Is this a good thing? Of course it bloody is. Every few years our industry has the immense good fortune to produce a book that becomes the must-have item across the world. It gets people into bookshops, gets them shopping online, or downloading to their devices. I am not going to trot out the patronising argument that it is wonderful to get people reading books, even if what they are reading isn’t great literature (and who are we to judge, anyway?). No, I am going to trot out the crass argument that it is great to get people buying books.

The book world is currently the centre of attention. The eyes of the world are on us. We should make the most of it. And if that means selling loads of books that look, feel and smell like Fifty Shades of Grey then that is fine by me, because that won’t be all that happens. There will be a knock-on effect into other genres, other authors and other books, and the money going into tills will help our industry fight the recession which is causing those poor bankers so much grief.
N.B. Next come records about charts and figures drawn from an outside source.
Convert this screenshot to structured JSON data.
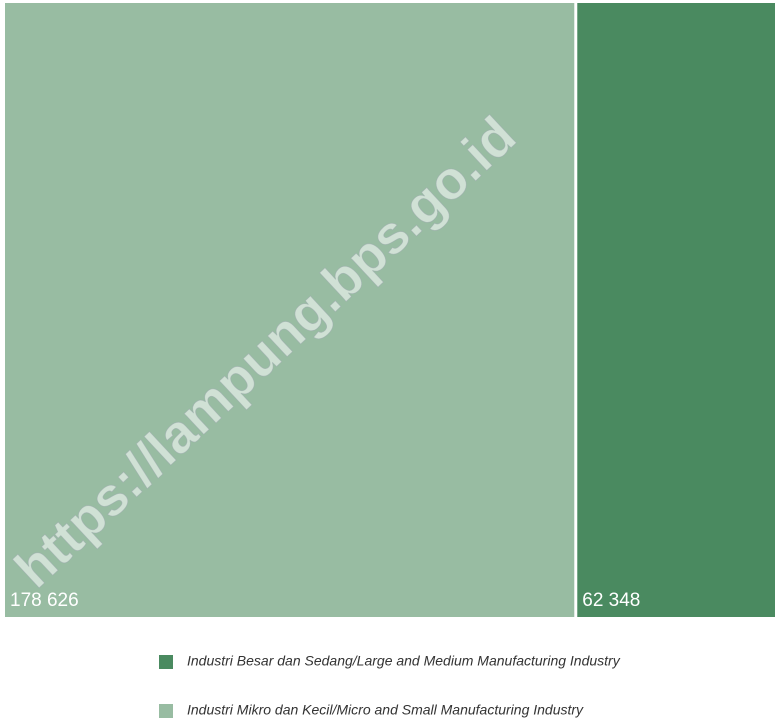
{
  "chart_data": {
    "type": "treemap",
    "categories": [
      "Industri Besar dan Sedang/Large and Medium Manufacturing Industry",
      "Industri Mikro dan Kecil/Micro and Small Manufacturing Industry"
    ],
    "values": [
      62348,
      178626
    ],
    "value_labels": [
      "62 348",
      "178 626"
    ],
    "colors": [
      "#4a8a60",
      "#98bca2"
    ],
    "watermark": "https://lampung.bps.go.id"
  }
}
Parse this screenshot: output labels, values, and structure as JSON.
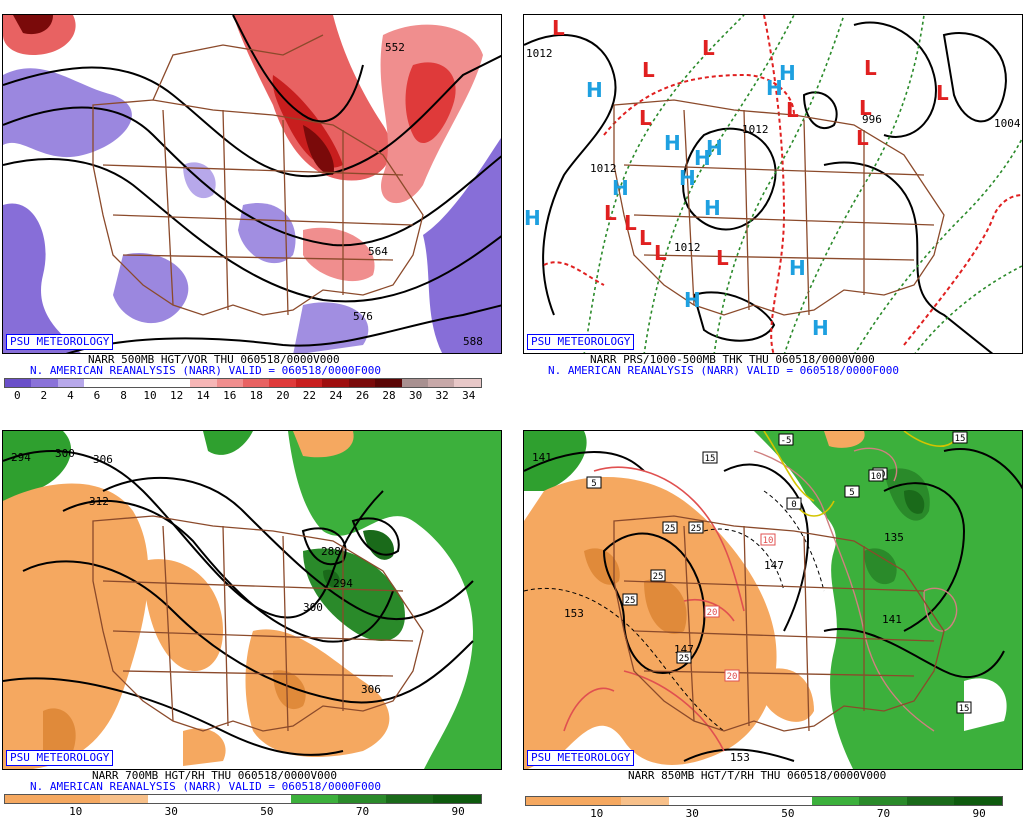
{
  "panels": [
    {
      "psu_label": "PSU METEOROLOGY",
      "title_line": "NARR 500MB HGT/VOR THU 060518/0000V000",
      "valid_line": "N. AMERICAN REANALYSIS (NARR) VALID = 060518/0000F000",
      "contour_labels": [
        "552",
        "564",
        "576",
        "588"
      ],
      "colorbar_ticks": [
        "0",
        "2",
        "4",
        "6",
        "8",
        "10",
        "12",
        "14",
        "16",
        "18",
        "20",
        "22",
        "24",
        "26",
        "28",
        "30",
        "32",
        "34"
      ],
      "colorbar_colors": [
        "#6a4fc9",
        "#8a72d9",
        "#b7a8ea",
        "#ffffff",
        "#ffffff",
        "#ffffff",
        "#ffffff",
        "#f6b6b6",
        "#f08e8e",
        "#e86262",
        "#df3a3a",
        "#c81e1e",
        "#9e0e0e",
        "#7a0a0a",
        "#5a0505",
        "#a89090",
        "#c7a8a8",
        "#e8c8c8"
      ]
    },
    {
      "psu_label": "PSU METEOROLOGY",
      "title_line": "NARR PRS/1000-500MB THK THU 060518/0000V000",
      "valid_line": "N. AMERICAN REANALYSIS (NARR) VALID = 060518/0000F000",
      "contour_labels": [
        "1012",
        "1004",
        "1012",
        "1012",
        "1012",
        "996"
      ],
      "highs": [
        "H",
        "H",
        "H",
        "H",
        "H",
        "H",
        "H",
        "H",
        "H",
        "H",
        "H",
        "H",
        "H"
      ],
      "lows": [
        "L",
        "L",
        "L",
        "L",
        "L",
        "L",
        "L",
        "L",
        "L",
        "L",
        "L",
        "L",
        "L",
        "L"
      ]
    },
    {
      "psu_label": "PSU METEOROLOGY",
      "title_line": "NARR 700MB HGT/RH THU 060518/0000V000",
      "valid_line": "N. AMERICAN REANALYSIS (NARR) VALID = 060518/0000F000",
      "contour_labels": [
        "294",
        "300",
        "306",
        "312",
        "288",
        "294",
        "300",
        "306"
      ],
      "colorbar_ticks": [
        "10",
        "30",
        "50",
        "70",
        "90"
      ]
    },
    {
      "psu_label": "PSU METEOROLOGY",
      "title_line": "NARR 850MB HGT/T/RH THU 060518/0000V000",
      "contour_labels": [
        "141",
        "147",
        "153",
        "135",
        "141",
        "147",
        "153"
      ],
      "temp_labels": [
        "5",
        "15",
        "25",
        "25",
        "25",
        "25",
        "25",
        "20",
        "20",
        "10",
        "-5",
        "5",
        "10",
        "15",
        "0",
        "10",
        "15"
      ],
      "colorbar_ticks": [
        "10",
        "30",
        "50",
        "70",
        "90"
      ]
    }
  ]
}
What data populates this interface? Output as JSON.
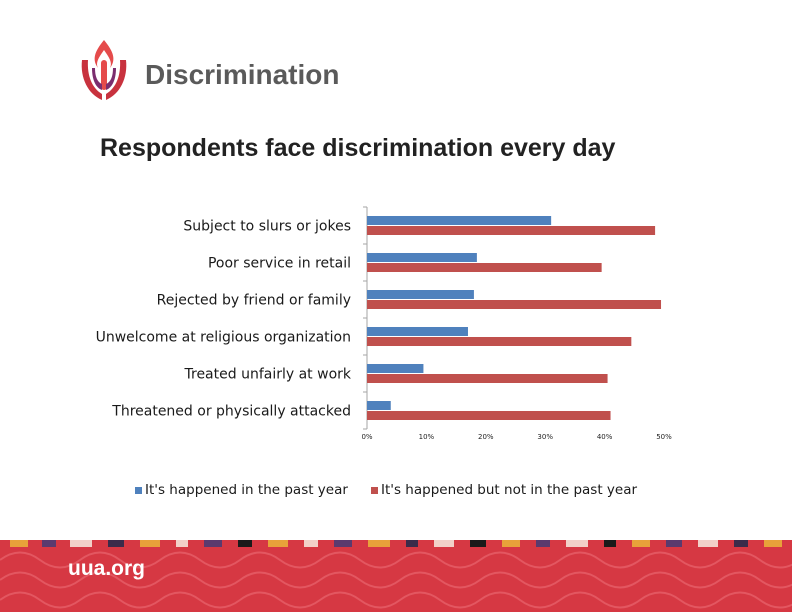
{
  "slide": {
    "title": "Discrimination",
    "subtitle": "Respondents face discrimination every day",
    "footer": "uua.org"
  },
  "colors": {
    "past_year": "#4f81bd",
    "not_past_year": "#c0504d",
    "title": "#5a5a5a",
    "footer_bg": "#d63843",
    "logo_flame": "#e54b4b",
    "logo_chalice": "#7b2d6e"
  },
  "icons": {
    "logo": "uua-chalice-logo"
  },
  "chart_data": {
    "type": "bar",
    "orientation": "horizontal",
    "title": "",
    "xlabel": "",
    "ylabel": "",
    "categories": [
      "Subject to slurs or jokes",
      "Poor service in retail",
      "Rejected by friend or family",
      "Unwelcome at religious organization",
      "Treated unfairly at work",
      "Threatened or physically attacked"
    ],
    "series": [
      {
        "name": "It's happened in the past year",
        "values": [
          31,
          18.5,
          18,
          17,
          9.5,
          4
        ]
      },
      {
        "name": "It's happened but not in the past year",
        "values": [
          48.5,
          39.5,
          49.5,
          44.5,
          40.5,
          41
        ]
      }
    ],
    "xlim": [
      0,
      50
    ],
    "x_ticks": [
      "0%",
      "10%",
      "20%",
      "30%",
      "40%",
      "50%"
    ],
    "grid": false,
    "legend": "bottom"
  }
}
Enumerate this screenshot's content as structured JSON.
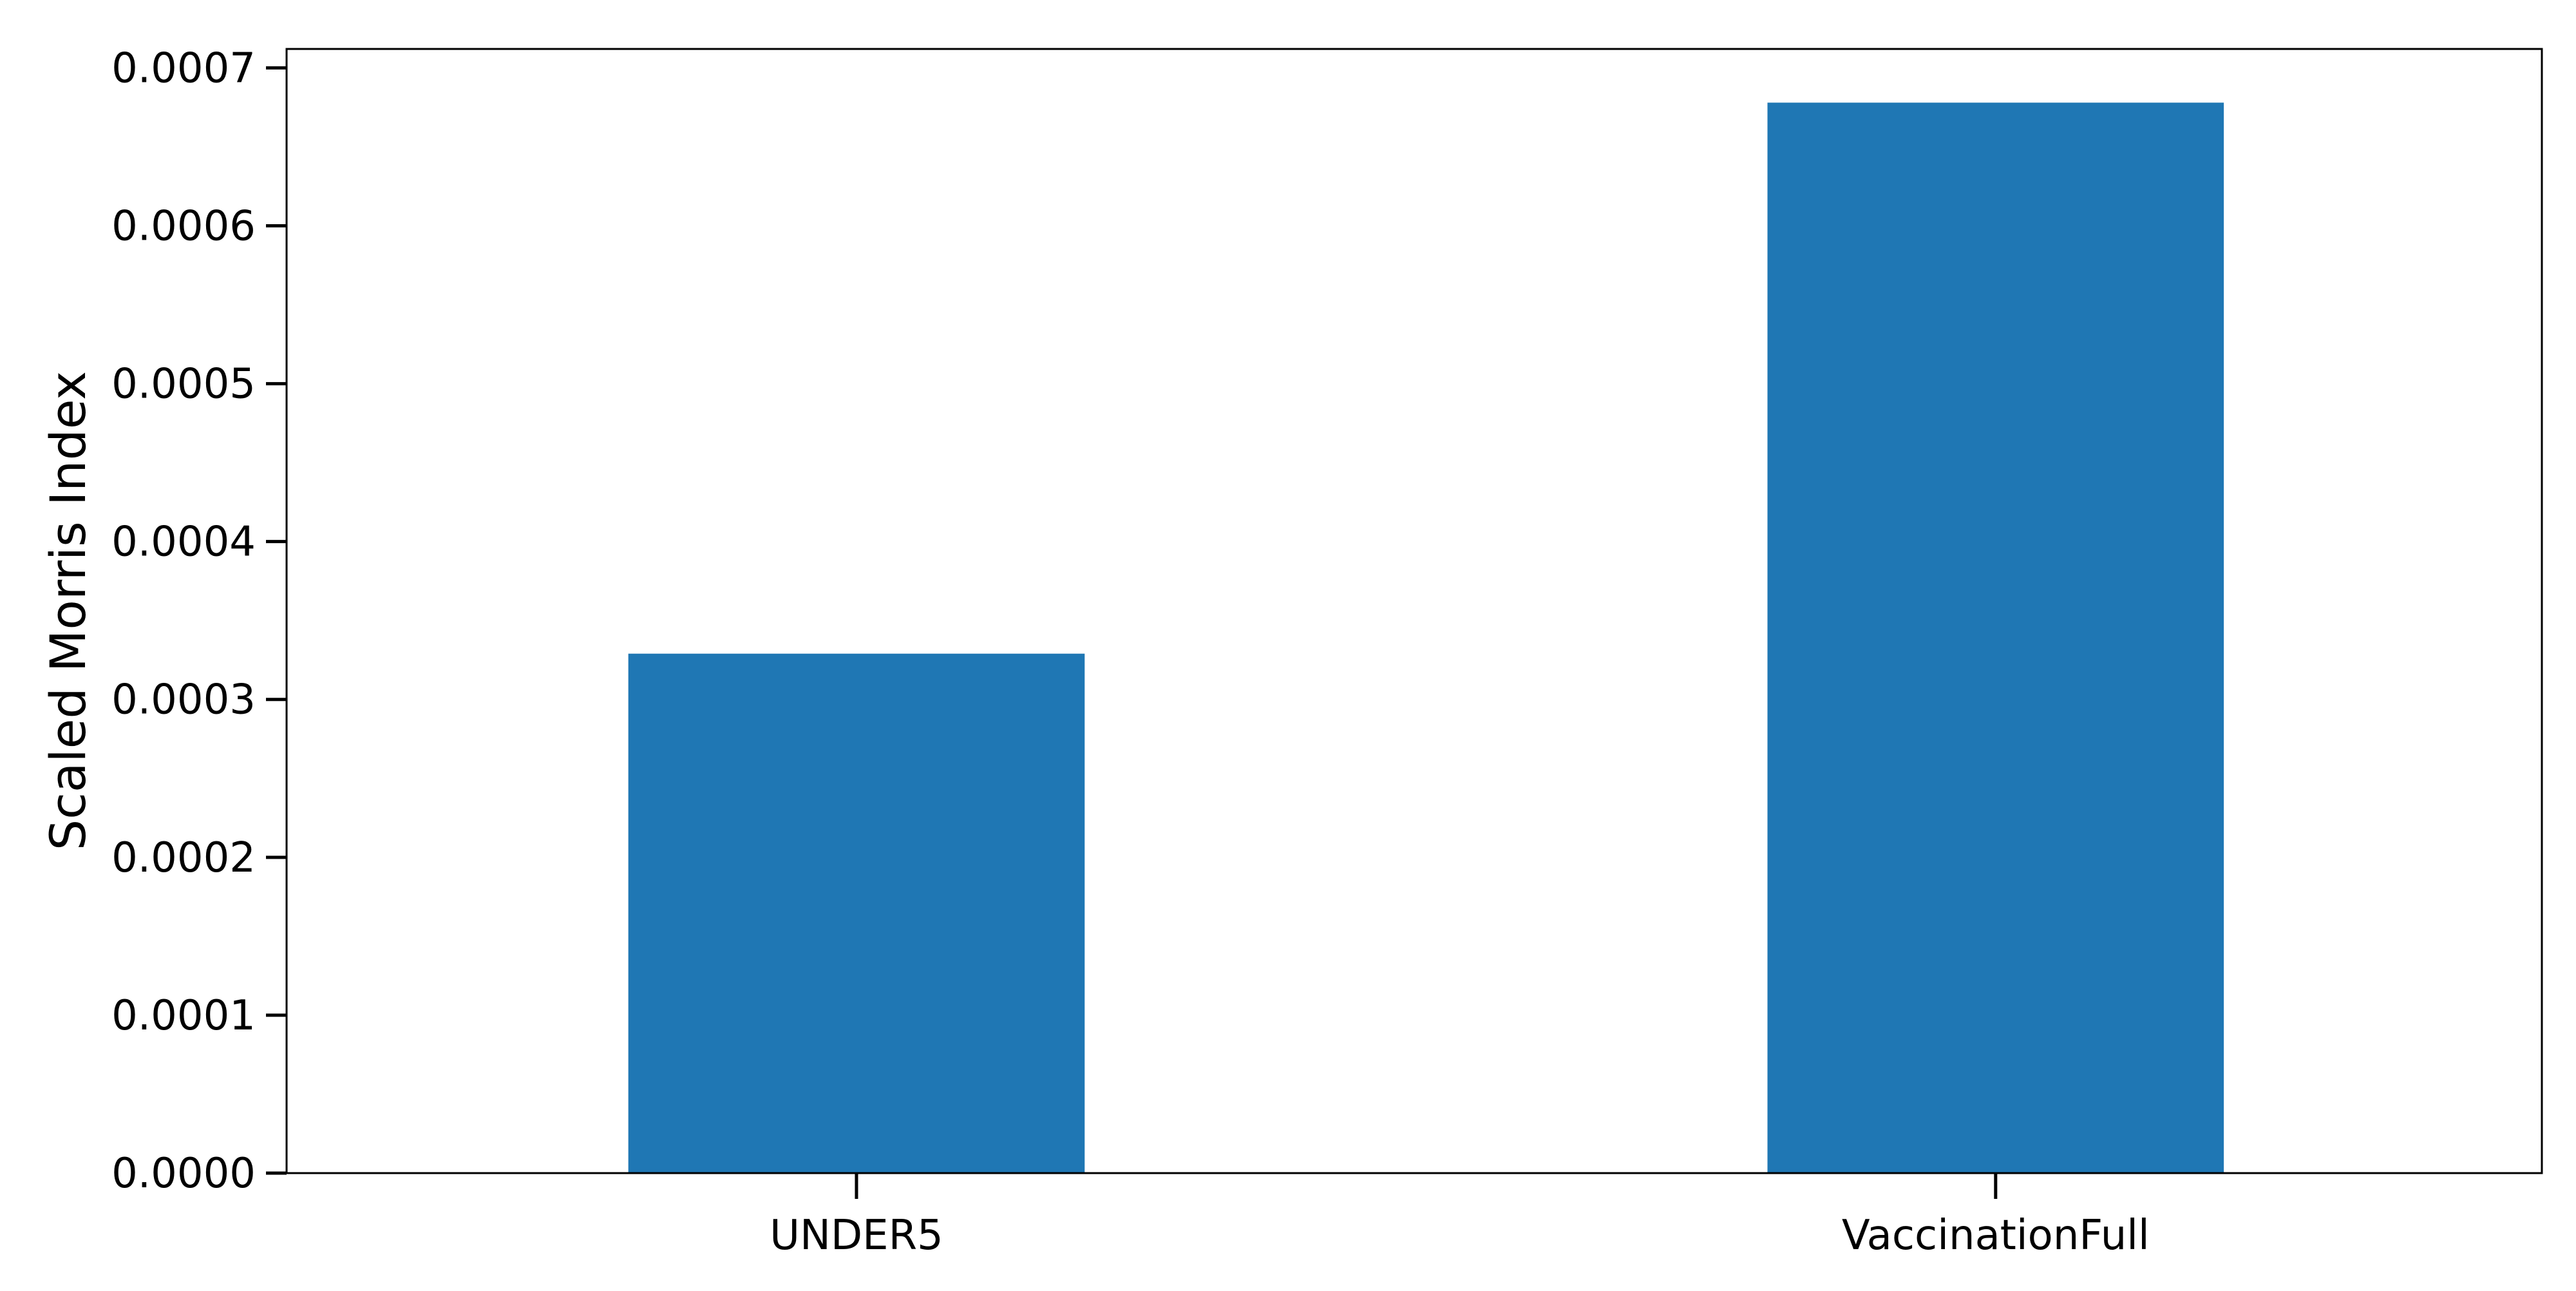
{
  "chart_data": {
    "type": "bar",
    "categories": [
      "UNDER5",
      "VaccinationFull"
    ],
    "values": [
      0.000329,
      0.000678
    ],
    "title": "",
    "xlabel": "",
    "ylabel": "Scaled Morris Index",
    "ylim": [
      0,
      0.000712
    ],
    "yticks": [
      0.0,
      0.0001,
      0.0002,
      0.0003,
      0.0004,
      0.0005,
      0.0006,
      0.0007
    ],
    "ytick_labels": [
      "0.0000",
      "0.0001",
      "0.0002",
      "0.0003",
      "0.0004",
      "0.0005",
      "0.0006",
      "0.0007"
    ],
    "grid": false,
    "legend": "none",
    "bar_color": "#1f77b4"
  }
}
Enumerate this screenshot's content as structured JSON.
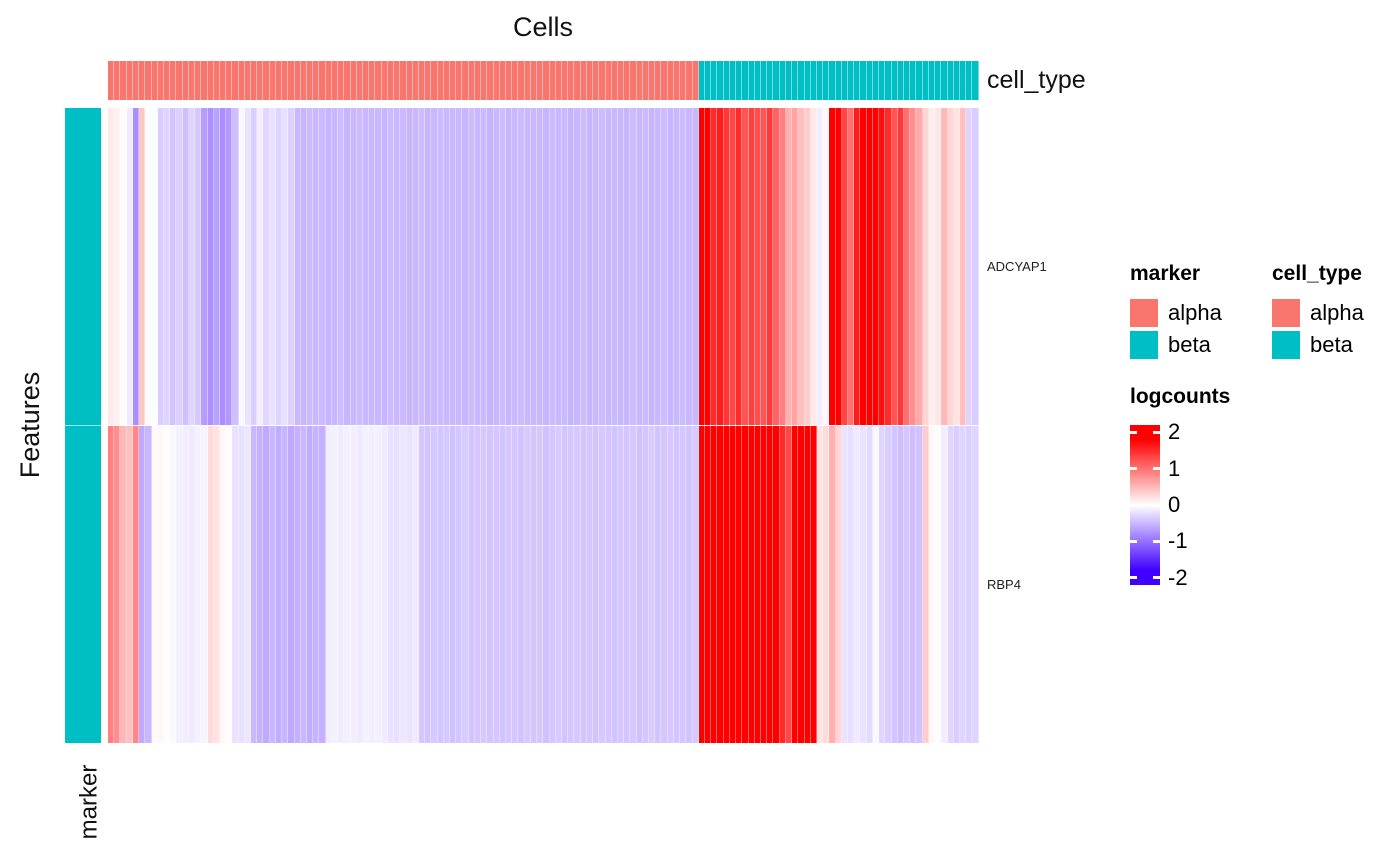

If the success of these books proves anything, it is that news stories are more influential than book reviews. Word-of-mouth trumps critical acclaim; getting people talking about a book is the single most effective way to get them reading it. And buying it.

Inevitably some are complaining, suggesting that there is something wrong with this. Their argument usually centres around the fact that they don’t think the book is very good. That is their opinion, it is a valid one (quality is subjective, after all), and they are welcome to it. But they are outnumbered—considerably in this case—and no matter how loud they shout, they are not going to change what is largely a positive thing. Hundreds of thousands of people are spending money, reading and talking about books. OK, so their activity appears to be restricted to three books for now, but it would be foolish for us to grumble about it.

Especially as the continued rise of social media will inevitably create more success stories such as this in the months and years to come.